Enéada VI, 7, 32 — A alma se dirige para o que é desprovido de forma

32. ¿Dónde se encuentra el ser que produjo esta belleza y esta vida? ¿Dónde se halla el Ser que produjo el ser? ¿No veis acaso la belleza que se extiende por toda la variedad de las ideas? Ahí está en efecto la belleza. Mas, conviene que cuando nos encontremos en lo bello veamos de dónde vienen estas ideas y de dónde les viene también su belleza. Porque es claro que no ha de provenir de ninguna de ellas; si así fuese, ese principio sería una parte de lo inteligible. Y, ciertamente, ello no ocurre de este modo, dado que no es ni una determinada forma, ni una determinada potencia, ni como todas las demás formas engendradas y que habitan en el mundo inteligible. Convendrá, pues, que se halle por encima de todas las potencias y de todas las formas. Porque el principio es algo informado, no, desde luego, lo que carece de forma, sino aquello de lo que viene toda forma inteligible. En cuanto a lo que es engendrado, ya por el hecho de serlo se convierte realmente en algo y adquiere una forma propia; pero, ¿quién podría hacer lo que nadie ha hecho?

Admitamos que no es ninguno de los seres, sino todos los seres.
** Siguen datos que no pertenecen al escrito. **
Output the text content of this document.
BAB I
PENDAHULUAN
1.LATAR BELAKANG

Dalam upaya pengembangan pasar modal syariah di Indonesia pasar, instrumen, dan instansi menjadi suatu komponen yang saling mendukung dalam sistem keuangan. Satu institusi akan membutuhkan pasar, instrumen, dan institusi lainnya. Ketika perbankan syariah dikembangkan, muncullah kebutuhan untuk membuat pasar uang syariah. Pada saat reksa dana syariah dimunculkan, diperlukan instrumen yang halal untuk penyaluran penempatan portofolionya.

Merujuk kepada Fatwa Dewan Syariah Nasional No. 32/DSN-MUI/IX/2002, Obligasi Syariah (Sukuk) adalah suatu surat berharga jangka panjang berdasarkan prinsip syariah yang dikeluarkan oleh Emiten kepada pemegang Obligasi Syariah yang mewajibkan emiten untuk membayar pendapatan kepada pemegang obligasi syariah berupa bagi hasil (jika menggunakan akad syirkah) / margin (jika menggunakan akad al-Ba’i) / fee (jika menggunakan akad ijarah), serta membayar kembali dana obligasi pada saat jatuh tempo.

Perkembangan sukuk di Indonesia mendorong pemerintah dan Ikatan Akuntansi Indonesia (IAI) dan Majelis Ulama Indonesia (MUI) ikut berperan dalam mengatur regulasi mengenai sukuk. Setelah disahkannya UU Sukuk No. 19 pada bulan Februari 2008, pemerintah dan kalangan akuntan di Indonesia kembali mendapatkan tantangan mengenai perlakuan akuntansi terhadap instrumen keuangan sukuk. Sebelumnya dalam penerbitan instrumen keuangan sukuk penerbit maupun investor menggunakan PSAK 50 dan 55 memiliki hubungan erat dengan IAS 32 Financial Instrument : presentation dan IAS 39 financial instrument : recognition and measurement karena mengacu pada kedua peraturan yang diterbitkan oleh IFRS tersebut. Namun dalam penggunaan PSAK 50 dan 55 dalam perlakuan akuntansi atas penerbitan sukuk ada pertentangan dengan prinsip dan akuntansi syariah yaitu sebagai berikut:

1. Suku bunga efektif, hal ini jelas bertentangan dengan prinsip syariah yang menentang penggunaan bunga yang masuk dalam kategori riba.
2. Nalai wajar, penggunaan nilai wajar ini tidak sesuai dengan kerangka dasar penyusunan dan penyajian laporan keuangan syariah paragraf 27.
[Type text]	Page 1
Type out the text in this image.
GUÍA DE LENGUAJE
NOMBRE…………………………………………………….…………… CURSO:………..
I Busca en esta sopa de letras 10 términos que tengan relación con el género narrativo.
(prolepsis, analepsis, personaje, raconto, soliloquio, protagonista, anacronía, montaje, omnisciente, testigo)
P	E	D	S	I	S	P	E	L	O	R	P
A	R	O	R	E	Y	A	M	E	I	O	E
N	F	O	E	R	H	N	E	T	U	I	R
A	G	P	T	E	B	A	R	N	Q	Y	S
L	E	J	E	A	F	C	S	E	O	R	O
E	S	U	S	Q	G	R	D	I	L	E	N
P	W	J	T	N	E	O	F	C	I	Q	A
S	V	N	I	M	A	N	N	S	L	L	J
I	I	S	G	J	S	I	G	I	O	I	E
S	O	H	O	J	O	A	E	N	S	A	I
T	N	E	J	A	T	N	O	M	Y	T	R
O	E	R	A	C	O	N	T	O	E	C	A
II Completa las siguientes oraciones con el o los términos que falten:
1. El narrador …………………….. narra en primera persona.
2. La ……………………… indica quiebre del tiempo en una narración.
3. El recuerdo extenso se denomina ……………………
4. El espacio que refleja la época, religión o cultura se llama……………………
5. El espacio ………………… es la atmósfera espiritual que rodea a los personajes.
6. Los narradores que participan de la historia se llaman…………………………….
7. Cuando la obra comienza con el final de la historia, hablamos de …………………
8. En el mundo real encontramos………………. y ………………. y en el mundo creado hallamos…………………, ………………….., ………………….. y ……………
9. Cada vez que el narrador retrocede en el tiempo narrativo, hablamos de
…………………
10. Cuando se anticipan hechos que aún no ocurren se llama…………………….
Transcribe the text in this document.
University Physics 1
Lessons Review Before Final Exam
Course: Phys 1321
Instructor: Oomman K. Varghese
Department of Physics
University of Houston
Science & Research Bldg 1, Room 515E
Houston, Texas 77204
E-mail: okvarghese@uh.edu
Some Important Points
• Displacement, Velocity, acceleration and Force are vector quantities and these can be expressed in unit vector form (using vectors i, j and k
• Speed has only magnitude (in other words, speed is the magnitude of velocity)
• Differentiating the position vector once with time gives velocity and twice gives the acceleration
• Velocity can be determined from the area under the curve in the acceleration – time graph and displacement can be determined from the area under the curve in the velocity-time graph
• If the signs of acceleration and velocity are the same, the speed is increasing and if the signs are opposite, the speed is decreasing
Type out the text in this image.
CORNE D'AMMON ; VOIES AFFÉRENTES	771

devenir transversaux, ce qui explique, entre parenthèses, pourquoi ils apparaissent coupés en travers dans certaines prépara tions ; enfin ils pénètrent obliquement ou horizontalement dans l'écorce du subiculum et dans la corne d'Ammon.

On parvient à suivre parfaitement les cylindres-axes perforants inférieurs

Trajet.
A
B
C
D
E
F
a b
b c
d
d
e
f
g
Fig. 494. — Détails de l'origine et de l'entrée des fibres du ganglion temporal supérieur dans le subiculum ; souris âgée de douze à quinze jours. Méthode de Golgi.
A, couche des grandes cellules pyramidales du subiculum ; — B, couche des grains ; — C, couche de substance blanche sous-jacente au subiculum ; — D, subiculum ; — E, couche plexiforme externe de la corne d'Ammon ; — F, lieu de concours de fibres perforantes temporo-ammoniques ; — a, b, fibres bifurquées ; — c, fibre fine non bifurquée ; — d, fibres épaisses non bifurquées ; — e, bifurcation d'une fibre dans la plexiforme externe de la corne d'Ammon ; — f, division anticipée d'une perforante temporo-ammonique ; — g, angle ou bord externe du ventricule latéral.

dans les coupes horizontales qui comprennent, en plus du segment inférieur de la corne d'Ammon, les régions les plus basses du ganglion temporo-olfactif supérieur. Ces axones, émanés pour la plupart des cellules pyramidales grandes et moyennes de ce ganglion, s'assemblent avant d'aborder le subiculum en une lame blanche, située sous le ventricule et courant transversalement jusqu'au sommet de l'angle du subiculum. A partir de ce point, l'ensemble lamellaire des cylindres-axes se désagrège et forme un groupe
No es ninguno, porque los seres son posteriores a él, y es todos los seres porque todos al fin provienen de él. Si puede hacer todas las cosas, ¿qué grandeza le asignaremos? Es infinito, pero, por serlo, no es medible en magnitud. La magnitud se atribuye a las cosas que le siguen, con lo cual si realmente él la produce es indudable que no deberá poseerla. Decimos de la esencia que no es grande al modo como lo es la cantidad, y aún después de ella hay que colocar lo que posee magnitud. La grandeza del principio hemos de entenderla en el sentido de que nada hay más poderoso que él y que pueda igualársele. Porque, ¿en qué podrían igualársele unos seres que no encierran identidad con él? Lo que existe eternamente y se extiende a todo no puede darse una medida, sin que esto quiera decir que carece de medida. Pero, ¿cómo podrían medirle otras cosas? “No tiene, pues, figura alguna.”1 Porque, ciertamente, del ser deseado no podemos aprehender ni la figura ni la forma y, con todo, es el ser más deseado y más amado. El amor hacia él es un amor sin medida, un amor que no tiene limitación, por la falta de límites del ser amado. Su belleza es una belleza de otra clase, una belleza que se encuentra por encima de la belleza.

¿Qué belleza le atribuiremos entonces, puesto que no es un ser? Siendo amable como es, tendrá que engendrar la belleza. Y así, en efecto, como poder productor de toda belleza, es a la vez cual su fuerza generadora. Engendra la belleza y la eleva a su más alto grado por el exceso mismo de belleza que hay en él. De modo que es razonable considerarlo como principio y fin de la belleza. Como tal principio de belleza, hace bellas a las cosas de las que es principio, aunque la belleza que él engendra no consista en una forma. Es más; esta belleza engendrada no tiene forma, a pesar de que nosotros la veamos bajo otro aspecto. Pues lo que llamamos forma ha de darse necesariamente en otro ser; tomada en sí misma, se presenta como amorfa. Es informado, pues, todo aquello que participa de la belleza, pero no lo es en cambio la belleza misma.


  1. Referencia al Parménides, 137 a.